All biorefinery systems are characterized by process residues, which can potentially constitute waste streams. To achieve optimal performance it is important to define the best valorization routes for process residues, in order to avoid the generation of waste that could induce negative cost effects, linked to its treatment and/or evacuation.

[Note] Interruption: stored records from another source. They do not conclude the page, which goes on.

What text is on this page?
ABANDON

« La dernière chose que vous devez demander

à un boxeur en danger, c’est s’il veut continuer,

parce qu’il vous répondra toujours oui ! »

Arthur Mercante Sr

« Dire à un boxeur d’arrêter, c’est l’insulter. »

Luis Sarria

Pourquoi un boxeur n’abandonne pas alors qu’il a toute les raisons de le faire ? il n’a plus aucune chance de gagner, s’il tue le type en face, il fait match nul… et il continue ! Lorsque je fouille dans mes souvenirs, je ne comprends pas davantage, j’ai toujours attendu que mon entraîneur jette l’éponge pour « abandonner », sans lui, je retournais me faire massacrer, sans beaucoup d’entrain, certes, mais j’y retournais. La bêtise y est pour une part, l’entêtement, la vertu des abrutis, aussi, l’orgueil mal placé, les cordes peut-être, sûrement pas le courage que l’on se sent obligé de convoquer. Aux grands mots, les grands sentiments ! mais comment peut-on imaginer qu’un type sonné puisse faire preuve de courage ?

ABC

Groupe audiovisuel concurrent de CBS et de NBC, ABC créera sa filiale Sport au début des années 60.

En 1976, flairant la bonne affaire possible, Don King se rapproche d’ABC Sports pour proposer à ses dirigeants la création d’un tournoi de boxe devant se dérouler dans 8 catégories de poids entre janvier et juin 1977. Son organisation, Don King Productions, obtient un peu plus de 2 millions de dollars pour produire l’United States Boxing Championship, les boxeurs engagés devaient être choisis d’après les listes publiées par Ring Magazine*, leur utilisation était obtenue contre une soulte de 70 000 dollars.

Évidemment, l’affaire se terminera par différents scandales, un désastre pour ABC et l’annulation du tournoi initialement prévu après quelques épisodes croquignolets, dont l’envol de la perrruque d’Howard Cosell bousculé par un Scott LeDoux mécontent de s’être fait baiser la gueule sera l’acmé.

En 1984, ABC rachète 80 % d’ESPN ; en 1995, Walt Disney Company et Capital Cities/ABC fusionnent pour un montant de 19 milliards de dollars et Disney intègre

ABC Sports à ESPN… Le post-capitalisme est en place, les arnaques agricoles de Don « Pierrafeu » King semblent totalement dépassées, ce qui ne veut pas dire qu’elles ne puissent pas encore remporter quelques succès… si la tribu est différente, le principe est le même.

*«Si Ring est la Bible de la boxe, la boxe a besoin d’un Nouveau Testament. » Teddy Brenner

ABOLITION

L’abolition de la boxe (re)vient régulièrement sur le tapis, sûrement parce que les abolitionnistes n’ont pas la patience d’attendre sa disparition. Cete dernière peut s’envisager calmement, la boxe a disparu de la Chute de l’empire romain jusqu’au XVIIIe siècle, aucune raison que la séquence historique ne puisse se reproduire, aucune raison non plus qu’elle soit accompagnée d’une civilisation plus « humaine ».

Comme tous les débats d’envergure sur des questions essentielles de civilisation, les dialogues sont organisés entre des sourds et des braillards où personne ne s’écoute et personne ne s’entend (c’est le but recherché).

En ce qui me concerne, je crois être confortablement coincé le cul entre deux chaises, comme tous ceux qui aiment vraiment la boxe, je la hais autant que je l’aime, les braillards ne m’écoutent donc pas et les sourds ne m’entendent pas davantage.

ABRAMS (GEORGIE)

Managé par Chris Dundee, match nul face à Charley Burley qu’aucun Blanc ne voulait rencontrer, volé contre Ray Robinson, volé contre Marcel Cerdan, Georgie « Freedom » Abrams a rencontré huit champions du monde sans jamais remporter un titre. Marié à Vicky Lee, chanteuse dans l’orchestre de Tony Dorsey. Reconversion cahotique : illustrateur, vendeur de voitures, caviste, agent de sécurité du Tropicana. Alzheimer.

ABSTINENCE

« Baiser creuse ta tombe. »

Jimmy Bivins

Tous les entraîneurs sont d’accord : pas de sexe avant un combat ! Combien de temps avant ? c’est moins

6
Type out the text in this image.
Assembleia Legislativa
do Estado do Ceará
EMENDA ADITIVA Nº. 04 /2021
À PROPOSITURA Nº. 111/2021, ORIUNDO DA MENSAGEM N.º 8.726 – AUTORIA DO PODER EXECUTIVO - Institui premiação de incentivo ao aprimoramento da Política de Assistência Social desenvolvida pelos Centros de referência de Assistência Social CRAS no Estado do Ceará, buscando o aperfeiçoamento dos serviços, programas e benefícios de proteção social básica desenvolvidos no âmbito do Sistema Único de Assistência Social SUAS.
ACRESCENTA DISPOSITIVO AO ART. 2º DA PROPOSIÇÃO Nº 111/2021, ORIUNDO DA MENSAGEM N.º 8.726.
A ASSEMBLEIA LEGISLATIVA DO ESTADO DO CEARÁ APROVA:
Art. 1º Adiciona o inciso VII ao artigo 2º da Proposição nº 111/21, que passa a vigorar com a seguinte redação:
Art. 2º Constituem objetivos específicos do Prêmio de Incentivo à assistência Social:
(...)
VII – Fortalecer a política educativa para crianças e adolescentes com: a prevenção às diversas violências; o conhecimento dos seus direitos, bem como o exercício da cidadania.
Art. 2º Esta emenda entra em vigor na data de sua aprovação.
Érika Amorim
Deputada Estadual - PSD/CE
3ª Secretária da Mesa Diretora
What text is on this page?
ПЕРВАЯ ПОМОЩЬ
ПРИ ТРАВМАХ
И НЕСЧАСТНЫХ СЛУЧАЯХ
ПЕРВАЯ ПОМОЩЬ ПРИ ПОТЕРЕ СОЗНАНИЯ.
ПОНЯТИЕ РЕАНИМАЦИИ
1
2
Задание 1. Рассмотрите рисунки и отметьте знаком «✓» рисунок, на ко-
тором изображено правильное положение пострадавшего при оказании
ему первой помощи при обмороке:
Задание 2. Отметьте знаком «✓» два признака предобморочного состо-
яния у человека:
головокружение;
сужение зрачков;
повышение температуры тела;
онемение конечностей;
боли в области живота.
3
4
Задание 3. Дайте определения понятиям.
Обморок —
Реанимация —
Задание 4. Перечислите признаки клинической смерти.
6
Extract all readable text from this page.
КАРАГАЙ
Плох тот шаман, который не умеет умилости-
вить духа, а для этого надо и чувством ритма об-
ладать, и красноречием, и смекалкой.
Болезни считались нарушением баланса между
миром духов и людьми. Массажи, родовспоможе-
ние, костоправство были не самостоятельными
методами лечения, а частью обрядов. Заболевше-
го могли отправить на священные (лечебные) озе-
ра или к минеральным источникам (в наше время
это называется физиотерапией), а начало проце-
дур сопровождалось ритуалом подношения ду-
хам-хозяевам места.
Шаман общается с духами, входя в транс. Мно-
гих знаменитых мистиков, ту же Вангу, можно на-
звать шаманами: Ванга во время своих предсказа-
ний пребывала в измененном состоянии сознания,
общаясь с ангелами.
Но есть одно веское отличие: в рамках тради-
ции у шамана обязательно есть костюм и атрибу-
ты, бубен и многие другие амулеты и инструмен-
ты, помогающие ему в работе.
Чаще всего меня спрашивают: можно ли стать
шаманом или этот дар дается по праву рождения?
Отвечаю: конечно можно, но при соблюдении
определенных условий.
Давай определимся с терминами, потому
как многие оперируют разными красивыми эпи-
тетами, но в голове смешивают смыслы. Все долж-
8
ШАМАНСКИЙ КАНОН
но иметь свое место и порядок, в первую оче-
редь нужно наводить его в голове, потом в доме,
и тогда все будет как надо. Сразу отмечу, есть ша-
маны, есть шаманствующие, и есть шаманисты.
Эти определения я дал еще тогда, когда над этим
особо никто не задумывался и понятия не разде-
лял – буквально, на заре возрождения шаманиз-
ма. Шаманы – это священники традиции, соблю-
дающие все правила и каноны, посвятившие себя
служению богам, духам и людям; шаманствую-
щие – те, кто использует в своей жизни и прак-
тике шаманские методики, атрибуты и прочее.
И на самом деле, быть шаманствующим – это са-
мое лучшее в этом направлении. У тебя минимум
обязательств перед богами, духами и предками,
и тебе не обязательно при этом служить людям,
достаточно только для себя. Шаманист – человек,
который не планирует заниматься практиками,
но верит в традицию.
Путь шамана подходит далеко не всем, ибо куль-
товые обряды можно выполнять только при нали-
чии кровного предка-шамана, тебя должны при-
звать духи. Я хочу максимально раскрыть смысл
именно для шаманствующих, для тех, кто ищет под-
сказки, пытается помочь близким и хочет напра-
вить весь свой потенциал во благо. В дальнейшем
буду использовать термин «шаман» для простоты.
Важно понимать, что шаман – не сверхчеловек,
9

ECN’s analysis of the BIOCORE technology scheme has revealed two major types of residues. The first are “fines” from mechanical biomass pre-treatment, while the second are fermentation residues. Regarding fines, both wheat and rice straw fines were tested in different CHP systems in order to evaluate their potential for use as combustibles. Results show that wheat and rice straw fines are difficult fuels on a stand-alone basis, mainly due to a high level of alkalis. Combustion shows good burnout / efficiency of 99.5%. Recommendations are to: 1) co-fire with coal or with other biomass 2) add potassium binders, such as Al-Silicates. Low temperature gasification showed a lower burnout/ efficiency of 96%. Therefore, this technology could be used to produce gas for electricity production, perhaps using a MgO (dolomite) bed to prevent agglomeration.
Analysis and preliminary evaluation of 5 collected fly ashes of wheat, rice straw, straw mixtures and mixtures with coal by ECN indicate that fly ashes do not comply with EU criteria for use in concrete (EN-450-1). All evaluated fly ashes did comply with criteria for use as fertilizer in use in several EU member states. Finalization of the work (incl. technology selection) and an evaluation of the potential use of fermentation residues for anaerobic digestion and/or application in feed of fertilizer are in progress.